In this case, guilt is defined as a feeling brought on by a failure to meet expectations. Unlike shame, guilt is seen as somewhat functional, because it can be constructive and lead to change. Shame is considered dysfunctional, because it encourages those who feel it to withdraw or be hostile.
Here's what the researchers found:
- People prone to feeling guilty got better performance reviews. This could be because they were naturally better, more diligent workers, or because it was easier for their bosses to manipulate them.
- Those who were more likely to feel guilty were also more likely to promote the organization to others
- Guilt-ridden people were less likely to protest against layoffs and more likely, if asked, to carry them out dutifully. The researchers say that's because guilt-ridden people feel a responsibility to be 'good soldiers,' and to put the interests of the company ahead of the interests of a few people.

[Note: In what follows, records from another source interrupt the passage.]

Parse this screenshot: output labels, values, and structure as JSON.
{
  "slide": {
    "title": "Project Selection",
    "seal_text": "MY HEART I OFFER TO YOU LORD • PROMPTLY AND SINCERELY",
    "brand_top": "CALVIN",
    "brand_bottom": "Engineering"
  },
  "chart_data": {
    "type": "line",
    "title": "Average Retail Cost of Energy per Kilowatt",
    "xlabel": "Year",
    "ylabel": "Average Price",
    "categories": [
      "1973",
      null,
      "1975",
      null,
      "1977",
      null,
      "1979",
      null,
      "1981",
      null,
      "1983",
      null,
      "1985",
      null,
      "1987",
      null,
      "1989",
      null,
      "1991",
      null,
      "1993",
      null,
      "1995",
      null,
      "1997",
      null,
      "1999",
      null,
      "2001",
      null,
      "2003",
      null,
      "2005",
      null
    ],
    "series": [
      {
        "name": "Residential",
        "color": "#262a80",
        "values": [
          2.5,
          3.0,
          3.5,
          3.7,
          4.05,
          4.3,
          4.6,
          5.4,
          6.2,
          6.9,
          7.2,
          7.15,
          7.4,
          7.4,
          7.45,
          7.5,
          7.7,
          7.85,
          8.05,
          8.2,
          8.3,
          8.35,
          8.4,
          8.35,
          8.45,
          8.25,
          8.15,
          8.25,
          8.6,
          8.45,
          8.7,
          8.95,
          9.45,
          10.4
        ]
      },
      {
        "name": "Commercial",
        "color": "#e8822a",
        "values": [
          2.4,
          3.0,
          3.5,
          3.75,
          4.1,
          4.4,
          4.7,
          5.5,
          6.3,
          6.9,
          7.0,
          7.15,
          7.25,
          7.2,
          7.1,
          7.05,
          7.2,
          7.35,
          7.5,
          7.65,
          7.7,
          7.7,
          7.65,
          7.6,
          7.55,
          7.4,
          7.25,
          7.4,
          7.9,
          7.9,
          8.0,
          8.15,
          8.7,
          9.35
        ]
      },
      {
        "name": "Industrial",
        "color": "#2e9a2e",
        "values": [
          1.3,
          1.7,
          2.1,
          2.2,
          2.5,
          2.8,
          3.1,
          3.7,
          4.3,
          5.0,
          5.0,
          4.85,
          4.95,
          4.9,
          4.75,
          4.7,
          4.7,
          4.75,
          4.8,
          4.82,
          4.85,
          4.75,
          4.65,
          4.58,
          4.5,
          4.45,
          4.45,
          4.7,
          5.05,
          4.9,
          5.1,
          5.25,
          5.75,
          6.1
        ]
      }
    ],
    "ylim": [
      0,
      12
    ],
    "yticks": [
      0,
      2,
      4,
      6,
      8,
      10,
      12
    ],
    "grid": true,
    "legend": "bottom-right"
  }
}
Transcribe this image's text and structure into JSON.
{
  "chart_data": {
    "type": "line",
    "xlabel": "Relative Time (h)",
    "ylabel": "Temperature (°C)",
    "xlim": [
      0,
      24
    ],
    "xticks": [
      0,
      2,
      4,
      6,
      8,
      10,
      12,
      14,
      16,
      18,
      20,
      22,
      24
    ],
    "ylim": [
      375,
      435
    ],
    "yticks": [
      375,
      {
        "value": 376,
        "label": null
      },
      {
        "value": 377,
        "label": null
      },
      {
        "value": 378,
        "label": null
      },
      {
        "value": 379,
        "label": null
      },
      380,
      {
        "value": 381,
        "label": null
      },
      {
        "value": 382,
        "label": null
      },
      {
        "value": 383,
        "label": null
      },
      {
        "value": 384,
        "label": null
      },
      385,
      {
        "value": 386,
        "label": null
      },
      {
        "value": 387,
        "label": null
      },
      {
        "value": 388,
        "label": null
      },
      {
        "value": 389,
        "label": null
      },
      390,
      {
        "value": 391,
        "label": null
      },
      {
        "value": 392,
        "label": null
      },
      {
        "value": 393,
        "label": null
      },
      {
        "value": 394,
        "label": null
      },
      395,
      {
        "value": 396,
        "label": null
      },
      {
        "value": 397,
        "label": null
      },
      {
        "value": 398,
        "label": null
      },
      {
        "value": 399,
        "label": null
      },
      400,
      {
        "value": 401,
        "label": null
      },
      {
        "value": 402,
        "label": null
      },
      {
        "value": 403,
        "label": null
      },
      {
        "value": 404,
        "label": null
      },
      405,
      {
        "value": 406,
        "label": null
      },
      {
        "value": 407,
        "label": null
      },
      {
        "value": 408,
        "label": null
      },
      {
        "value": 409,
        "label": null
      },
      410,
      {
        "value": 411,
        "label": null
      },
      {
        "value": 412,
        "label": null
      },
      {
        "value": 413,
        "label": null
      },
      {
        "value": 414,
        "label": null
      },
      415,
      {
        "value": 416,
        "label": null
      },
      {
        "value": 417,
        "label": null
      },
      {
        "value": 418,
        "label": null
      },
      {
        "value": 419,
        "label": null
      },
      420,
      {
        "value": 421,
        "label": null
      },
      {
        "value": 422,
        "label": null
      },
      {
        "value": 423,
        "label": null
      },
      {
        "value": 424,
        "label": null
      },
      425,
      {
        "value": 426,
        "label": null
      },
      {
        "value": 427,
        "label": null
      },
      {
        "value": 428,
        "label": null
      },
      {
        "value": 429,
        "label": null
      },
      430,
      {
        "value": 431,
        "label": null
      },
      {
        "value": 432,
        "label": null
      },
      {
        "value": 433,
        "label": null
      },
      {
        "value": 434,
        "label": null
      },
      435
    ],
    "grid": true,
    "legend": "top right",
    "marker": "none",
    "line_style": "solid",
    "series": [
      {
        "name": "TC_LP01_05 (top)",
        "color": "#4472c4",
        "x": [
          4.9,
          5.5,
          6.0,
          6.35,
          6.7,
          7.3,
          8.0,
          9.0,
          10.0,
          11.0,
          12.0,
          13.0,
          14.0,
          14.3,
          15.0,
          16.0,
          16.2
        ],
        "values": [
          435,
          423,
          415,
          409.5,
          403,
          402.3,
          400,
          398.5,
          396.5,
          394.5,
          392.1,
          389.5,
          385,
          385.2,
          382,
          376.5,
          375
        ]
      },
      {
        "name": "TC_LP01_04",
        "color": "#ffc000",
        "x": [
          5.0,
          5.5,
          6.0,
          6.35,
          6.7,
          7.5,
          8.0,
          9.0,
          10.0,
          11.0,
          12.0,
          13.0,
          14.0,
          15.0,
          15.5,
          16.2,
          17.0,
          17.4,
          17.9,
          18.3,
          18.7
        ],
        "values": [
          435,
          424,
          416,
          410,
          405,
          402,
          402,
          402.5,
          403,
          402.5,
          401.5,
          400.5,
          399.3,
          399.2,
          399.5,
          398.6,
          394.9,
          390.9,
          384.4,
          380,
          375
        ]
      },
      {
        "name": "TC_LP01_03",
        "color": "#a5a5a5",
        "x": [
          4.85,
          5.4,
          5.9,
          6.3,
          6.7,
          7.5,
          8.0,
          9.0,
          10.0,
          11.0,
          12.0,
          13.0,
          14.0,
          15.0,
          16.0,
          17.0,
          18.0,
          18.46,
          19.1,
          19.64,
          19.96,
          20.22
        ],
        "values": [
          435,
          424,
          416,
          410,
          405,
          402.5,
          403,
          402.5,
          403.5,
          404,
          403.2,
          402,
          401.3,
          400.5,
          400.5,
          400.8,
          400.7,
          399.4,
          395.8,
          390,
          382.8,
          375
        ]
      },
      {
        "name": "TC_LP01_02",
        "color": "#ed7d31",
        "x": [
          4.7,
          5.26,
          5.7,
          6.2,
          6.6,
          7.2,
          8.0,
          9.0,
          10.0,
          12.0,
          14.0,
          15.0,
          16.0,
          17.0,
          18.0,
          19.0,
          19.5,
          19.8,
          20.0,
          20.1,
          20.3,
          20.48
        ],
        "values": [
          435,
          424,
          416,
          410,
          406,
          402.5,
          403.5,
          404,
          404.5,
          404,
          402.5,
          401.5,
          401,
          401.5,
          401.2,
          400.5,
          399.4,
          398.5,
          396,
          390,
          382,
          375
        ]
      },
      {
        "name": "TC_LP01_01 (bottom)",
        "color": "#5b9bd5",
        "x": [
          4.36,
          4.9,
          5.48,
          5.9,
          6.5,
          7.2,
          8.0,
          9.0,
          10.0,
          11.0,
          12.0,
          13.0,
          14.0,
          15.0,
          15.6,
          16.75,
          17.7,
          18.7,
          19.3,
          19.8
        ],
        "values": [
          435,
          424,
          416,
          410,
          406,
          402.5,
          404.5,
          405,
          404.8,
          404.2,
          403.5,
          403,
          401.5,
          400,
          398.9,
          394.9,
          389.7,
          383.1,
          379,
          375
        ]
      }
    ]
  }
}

- People who were prone to guilt were more committed to their organizations
- Guilt-prone people are seen as stronger leaders by their peers
In an interview with Harvard Business Review, Flynn takes pains to point out that this doesn't mean your boss should try to guilt-trip you every time he or she needs you to do something difficult or distasteful. The study only analyzed existing tendencies to feel guilty, and didn't look at any attempts to push people into feeling guilt.

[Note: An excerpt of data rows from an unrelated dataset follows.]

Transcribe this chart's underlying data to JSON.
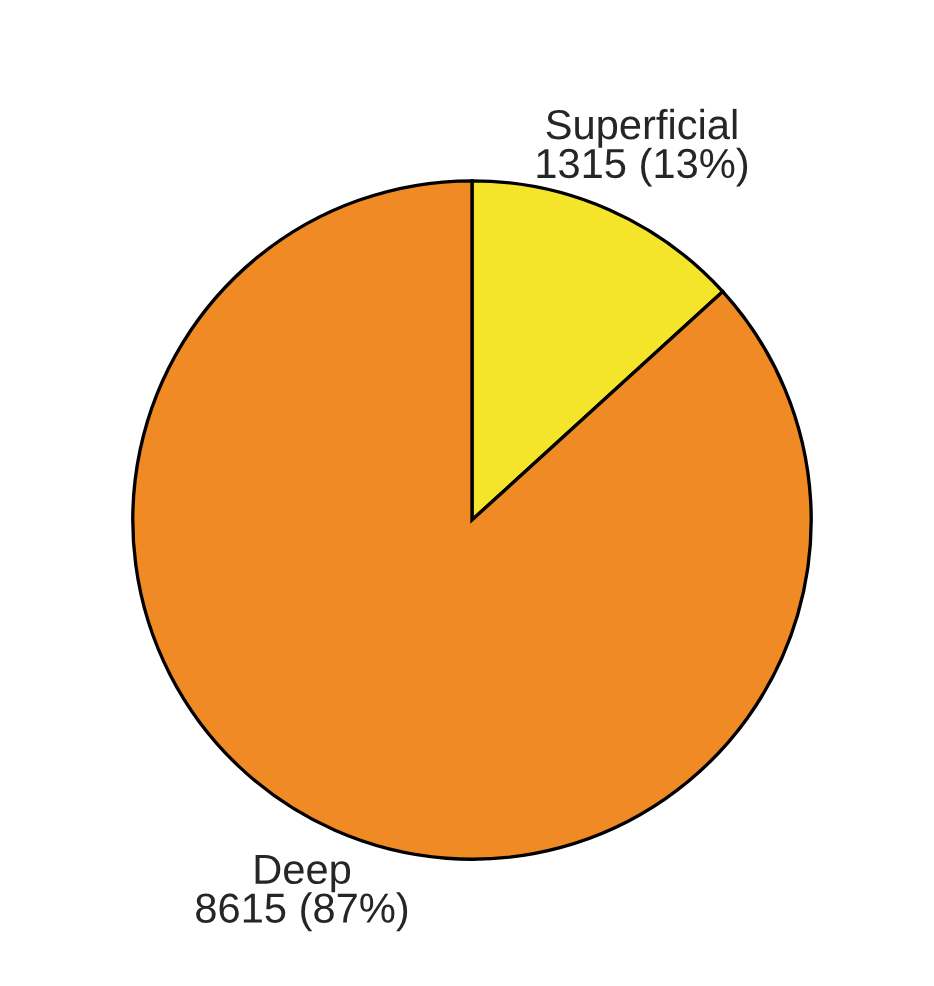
{
  "chart_data": {
    "type": "pie",
    "categories": [
      "Superficial",
      "Deep"
    ],
    "values": [
      1315,
      8615
    ],
    "value_labels": [
      "1315 (13%)",
      "8615 (87%)"
    ],
    "colors": [
      "#f5e52a",
      "#f08a24"
    ]
  }
}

Most of the characteristics of people who are more likely to feel guilt--putting the interests of the company first, being committed to an organization, and getting good performance reviews--seem to be the building blocks of good followers as much as they are characteristics of leaders. So why are guilt-prone people seen as stronger leaders? Flynn says it could be that people who are likely to feel guilty also take more responsibility for their actions, which makes them better leaders. But it could be that people who are prone to guilt may actually be less willing to take on leadership roles, because they are so keenly aware of the responsibilities that come with these positions.
In the interview with the Harvard Business Review, Flynn cites other positive associations with guilt: In general, tendencies toward guilt are associated with more willingness to make charitable contributions and to assist people who need help. Neither of these are commonly associated with the type-A, take-charge personalities that seem to thrive in corner offices.
What do you think? Should we require a little more introspection--a little more guilt--of our corporate higher-ups?